Hypothesis: If UA has a neuroprotective function against ischemic-reperfusion injury, serum UA will be recruited and the level will be lowered during the period of acute ischemic stroke after intra-arterial (IA) thrombectomy.

Methods: Among a total of 251 patients who received IA thrombectomy in our hospital from 2005 March to 2015 Aug, we selected the study population according to the following inclusion criteria (N=140): (1) UA level measured within one week after IA thrombectomy; (2) Thrombolysis in Cerebral Infarction perfusion grade (TICI)>0; (3) no recurrence or no severe morbidity or mortality during the acute period. Neurologic severity was assessed via National Institute of Health Stroke Scale (NIHSS), modified Rankin Scale (mRS). The improvement of outcome during admission is assessed via the difference between discharge and admission NIHSS (dNIHSS) scores, and mRS (dmRS) scores. UA consumption ratio was calculated as [(log value of initial serum UA level)- (follow up UA level within 1 week)] / (log value of initial serum UA level).

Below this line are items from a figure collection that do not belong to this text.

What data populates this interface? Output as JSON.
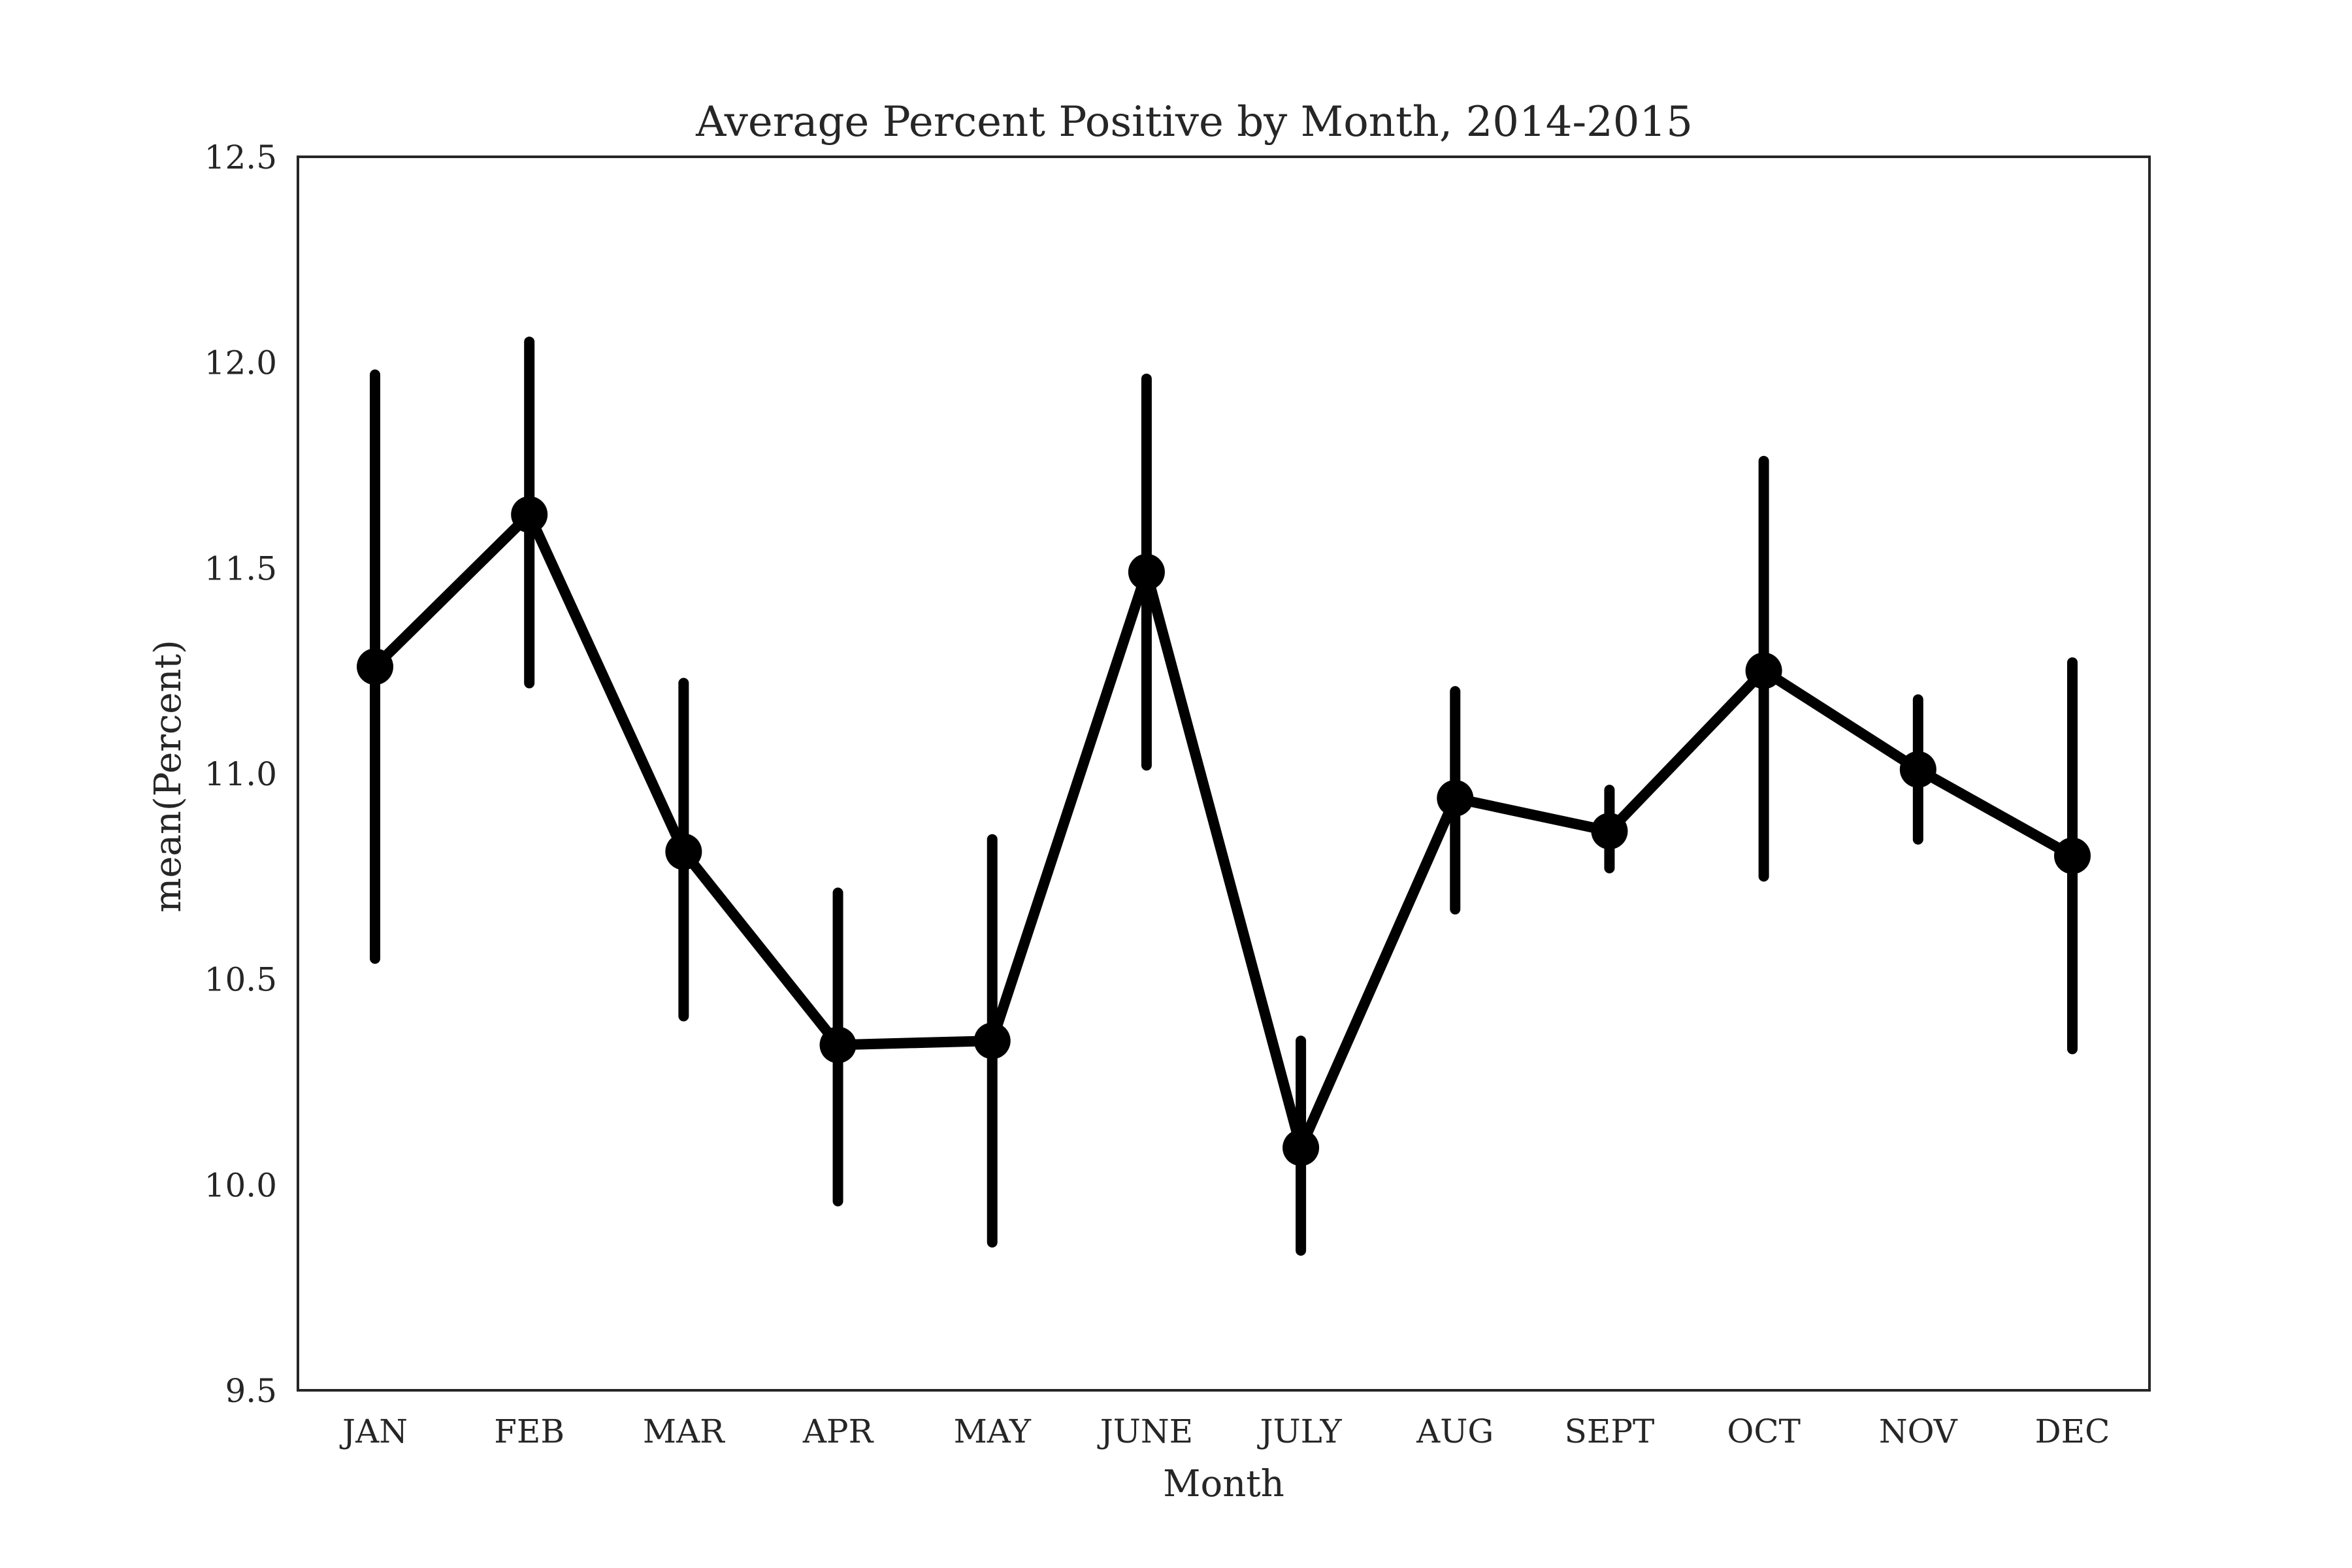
{
  "chart_data": {
    "type": "line",
    "title": "Average Percent Positive by Month, 2014-2015",
    "xlabel": "Month",
    "ylabel": "mean(Percent)",
    "categories": [
      "JAN",
      "FEB",
      "MAR",
      "APR",
      "MAY",
      "JUNE",
      "JULY",
      "AUG",
      "SEPT",
      "OCT",
      "NOV",
      "DEC"
    ],
    "series": [
      {
        "values": [
          11.26,
          11.63,
          10.81,
          10.34,
          10.35,
          11.49,
          10.09,
          10.94,
          10.86,
          11.25,
          11.01,
          10.8
        ],
        "error_low": [
          10.55,
          11.22,
          10.41,
          9.96,
          9.86,
          11.02,
          9.84,
          10.67,
          10.77,
          10.75,
          10.84,
          10.33
        ],
        "error_high": [
          11.97,
          12.05,
          11.22,
          10.71,
          10.84,
          11.96,
          10.35,
          11.2,
          10.96,
          11.76,
          11.18,
          11.27
        ]
      }
    ],
    "ylim": [
      9.5,
      12.5
    ],
    "yticks": [
      "9.5",
      "10.0",
      "10.5",
      "11.0",
      "11.5",
      "12.0",
      "12.5"
    ],
    "grid": false,
    "colors": {
      "line": "#000000",
      "frame": "#262626",
      "text": "#262626"
    }
  }
}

Results: UA consumption ratio was significantly correlated with discharge mRS in linear regression analysis (R2=0.122, p<0.001). In terms of outcome improvement, UA consumption ratio was also correlated with dmRS (R2=0.033, p =0.03), and dNIHSS (R2=0.08, p =0.0005). When we classified the UA consumption ratio as quintiles, mRS scores at discharge were lower in the highest quintile (OR=0.26, p =0.002), and in the second highest quintile (OR=0.33, p =0.01), than in the lowest quintile. In addition, calculated vessel occlusion time (from admission to hospital and completion of recanalization) was positively correlated with UA consumption ratio(R2=0.05, p =0.04) in patients with outcome improvement (dmRS>0).

Conclusions: In summary, this study showed that UA consumption was associated with better neurologic outcome and also with the vessel occlusion time. These results suggest that serum UA might be used as an endogenous neuroprotective source against ischemia-reperfusion injury.